The fire that swept through a 27-storey west London tower block in just 15 minutes after a faulty fridge is believed to have exploded could be one of the worst in British history amid fears nobody on its top three floors survived.

Twelve people are known to have died after fire engulfed Grenfell Tower in White City after 1am today - but Scotland Yard expects the death toll to rise and there are claims the true number could be "more than 50" or even higher.

Today bodies were strewn through the charred block including in its lobby and undertakers were seen removing the dead in a delicate and treacherous recovery operation set to last several days, The Daily Mail reports.

A series of blunders are being blamed for the disaster with residents claiming there were no working fire alarms, no sprinklers and the only staircase leading to safety was blocked.

A community leader working to locate victims, who asked not to be named, believes nobody who lived on the top three residential floors survived and the building that was home to 600 people could soon collapse.

He said: "We have a list of missing people - there are so many. It's possible there are more than 50, possibly hundreds".

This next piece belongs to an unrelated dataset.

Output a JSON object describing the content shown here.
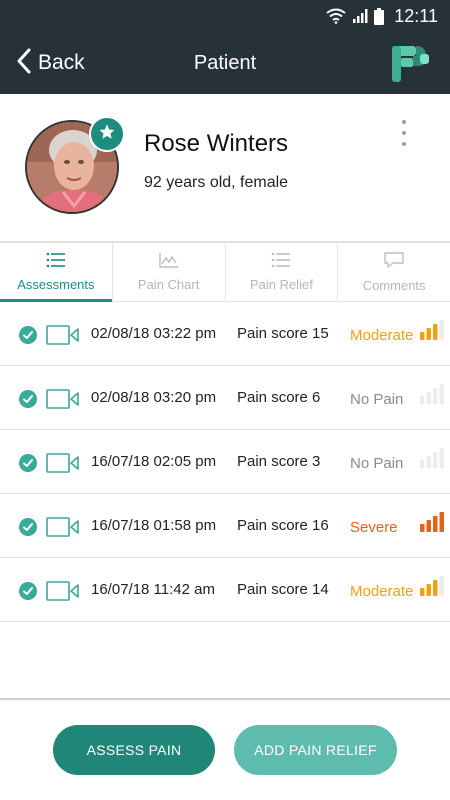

Those who managed to flee said it was "like hell on earth" inside as they scrambled over dead bodies in scenes akin to 9/11.

Petrified residents were seen throwing themselves and their children out of windows to avoid being burned to death - others made ropes by tying bed sheets together or used them as makeshift parachutes and jumped.

The local council, the block's landlord and the contractor used to refurbish the building last year face serious questions about how the fire took hold so quickly in a tower branded a "death trap" by survivors.

Checks are to be carried out on tower blocks going through similar refurbishment to Grenfell Tower, policing and fire minister Nick Hurd has said.